Questo rasserenamento del clima tra Washington e Pechino è indubbiamente una buona notizia, anche se un intoppo dell’ultima ora potrebbe mandare in fumo i progressi fatti in queste lunghe trattative. Fatta questa premessa, le dichiarazioni del presidente americano non possono oscurare un dato di fatto: Donald Trump ha compiuto un nuovo strappo, mettendo a tacere coloro che sia all’interno sia all’esterno dell’amministrazione repubblicana sostenevano e sostengono una posizione più rigida nei confronti della Cina. Alcuni sostengono che il presidente voglia concludere questi negoziati per ridare maggiore fiato ai mercati finanziari e anche all’economia americana in vista delle elezioni presidenziali dell’anno prossimo, durante le quali potrebbe vantarsi di aver raggiunto l’obiettivo promesso di riequilibrare gli scambi commerciali con il gigante asiatico.

Questa lettura appare fortemente discutibile. Anche in questo caso, come nelle relazioni con Russia e su altri dossier internazionali, continua a manifestarsi a Washington uno scontro tra fazioni. Da una parte vi sono i neoconservatori, ossia quelli che hanno perorato la causa dell’invasione dell’Iraq, che credono in una politica estera muscolare degli Stati Uniti, fatta anche di cambi di regime (come quello orchestrato in Ucraina e che ora si tenta di attuare in Venezuela) e coloro che, come Donald Trump, si propongono di rafforzare la potenza americana senza avventurarsi in nuove pericolose e costose avventure all’estero. E’ insomma il confronto, che vi è sempre stato nella storia americana, tra un’America più isolazionistica e protezionistica e un’America poliziotto del mondo. Questa battaglia, che è stato il vero motivo di confronto della scorsa campagna elettorale, non è mai terminata. Ed è certo che la partita continuerà anche dopo l’uscita di Trump dalla Casa Bianca. Le accuse di collusioni con la Russia non hanno permesso al Presidente americano di aprire un dialogo con la Russia di Trump, come invece ha avuto il coraggio di fare con la Corea del Nord di Kim Yong Un. In precedenza nessun presidente americano aveva avuto il coraggio di avviare un dialogo così rischioso politicamente. Sta di fatto che la Corea del Nord è stata “sdoganata” e che una il rischio di una guerra nella penisola coreana è stato allontanato.

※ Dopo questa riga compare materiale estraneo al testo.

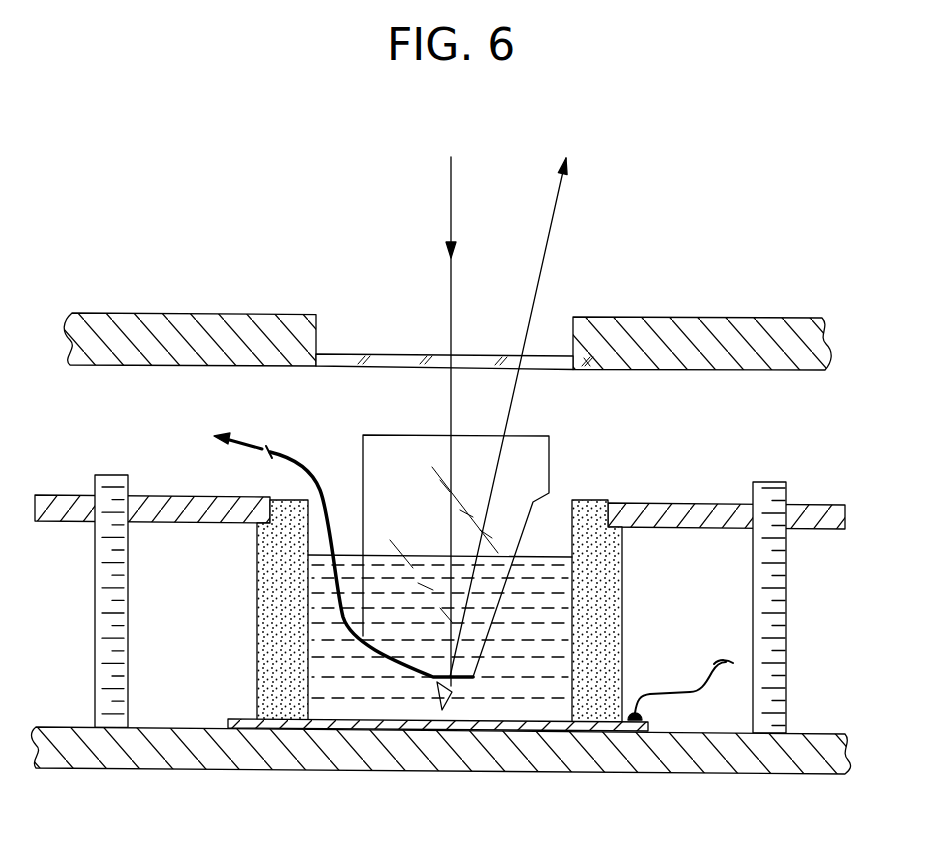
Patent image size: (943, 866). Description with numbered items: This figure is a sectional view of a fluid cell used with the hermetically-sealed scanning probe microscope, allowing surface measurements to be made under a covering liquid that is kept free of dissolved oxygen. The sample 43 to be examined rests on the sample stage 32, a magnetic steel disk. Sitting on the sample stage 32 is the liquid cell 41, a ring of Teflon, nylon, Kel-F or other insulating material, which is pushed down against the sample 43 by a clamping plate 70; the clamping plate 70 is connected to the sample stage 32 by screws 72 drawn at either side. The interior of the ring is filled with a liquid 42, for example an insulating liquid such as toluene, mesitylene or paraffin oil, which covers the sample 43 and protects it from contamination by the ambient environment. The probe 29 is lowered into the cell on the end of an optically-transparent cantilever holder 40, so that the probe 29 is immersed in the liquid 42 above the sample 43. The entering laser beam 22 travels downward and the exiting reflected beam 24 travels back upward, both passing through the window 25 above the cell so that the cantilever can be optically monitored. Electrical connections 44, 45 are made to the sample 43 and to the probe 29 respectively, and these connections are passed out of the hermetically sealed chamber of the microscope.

The beam 22 is at (450, 222).
The reflected beam 24 is at (560, 193).
The window 25 is at (489, 357).
The probe 29 is at (435, 683).
The sample stage 32 is at (682, 752).
The cantilever holder 40 is at (405, 450).
The liquid cell 41 is at (257, 670).
The liquid 42 is at (372, 692).
The sample 43 is at (492, 728).
The electrical connection 44 is at (697, 690).
The electrical connection 45 is at (300, 462).
The clamping plate 70 is at (707, 503).
The screws 72 is at (93, 625).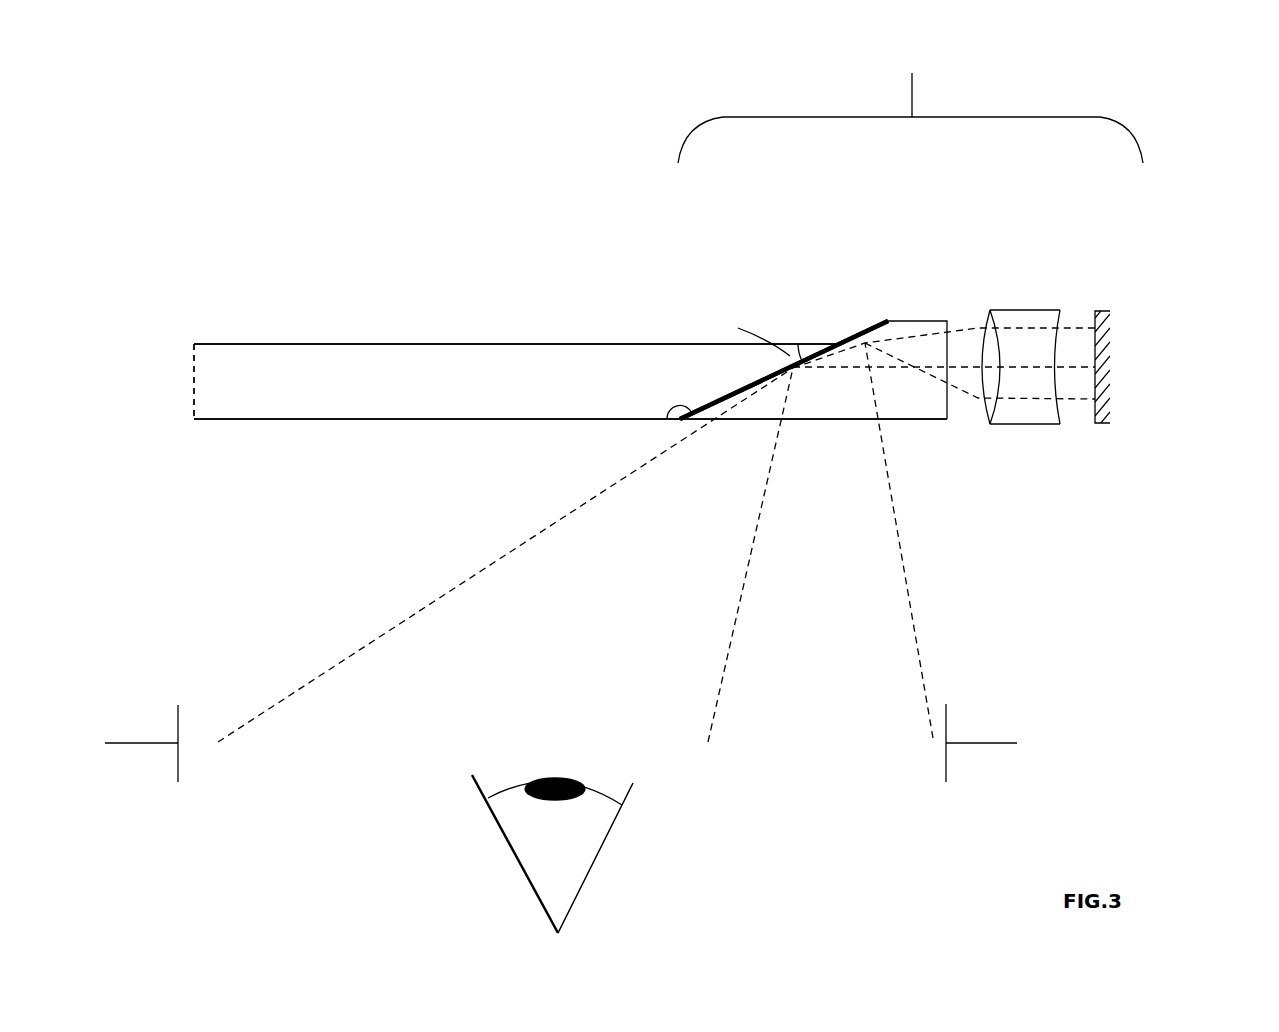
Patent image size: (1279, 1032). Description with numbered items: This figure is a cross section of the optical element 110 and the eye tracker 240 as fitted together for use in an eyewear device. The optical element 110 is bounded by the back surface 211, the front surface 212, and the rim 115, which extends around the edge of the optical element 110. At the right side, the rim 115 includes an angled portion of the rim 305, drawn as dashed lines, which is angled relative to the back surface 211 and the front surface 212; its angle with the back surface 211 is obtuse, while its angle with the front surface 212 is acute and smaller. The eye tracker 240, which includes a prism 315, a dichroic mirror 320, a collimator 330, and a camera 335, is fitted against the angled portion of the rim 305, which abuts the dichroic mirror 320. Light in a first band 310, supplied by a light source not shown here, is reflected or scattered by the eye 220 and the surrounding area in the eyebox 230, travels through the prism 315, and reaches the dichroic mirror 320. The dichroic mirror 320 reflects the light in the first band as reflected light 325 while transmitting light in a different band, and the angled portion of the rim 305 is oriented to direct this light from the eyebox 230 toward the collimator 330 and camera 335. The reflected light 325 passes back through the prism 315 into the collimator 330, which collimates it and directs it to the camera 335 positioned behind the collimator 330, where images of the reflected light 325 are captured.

The optical element 110 is at (338, 350).
The rim 115 is at (194, 379).
The back surface 211 is at (357, 419).
The front surface 212 is at (275, 344).
The eye 220 is at (503, 854).
The eyebox 230 is at (945, 793).
The eye tracker 240 is at (894, 66).
The angled portion of the rim 305 is at (760, 377).
The light in first band 310 is at (367, 647).
The prism 315 is at (903, 403).
The dichroic mirror 320 is at (853, 338).
The reflected light 325 is at (930, 342).
The collimator 330 is at (1040, 313).
The camera 335 is at (1125, 348).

Donald Trump non ha comunque vinto né potrà vincere questa battaglia interna (anche se dovesse riuscire a rimanere alla Casa Bianca altri sei anni). Anzi l’astio, che suscita tra l’elettorato democratico e liberal, ha rafforzato il fronte degli avversari di questa politica che si annidano negli innumerevoli servizi segreti americani e nel complesso militare - industriale, come lo aveva definito il presidente Eisenhower. Dunque la probabile intesa commerciale con la Cina deve essere letta come una tregua in un confronto tra le due potenze destinato a durare ancora a lungo, anche perché a Washington si chiede una politica più dura nei confronti di una Cina che appare l’unico Paese in grado di sfidare nei prossimi anni il primato americano. In ogni caso, se si giungerà veramente ad un accordo, sarà sicuramente una buona notizia.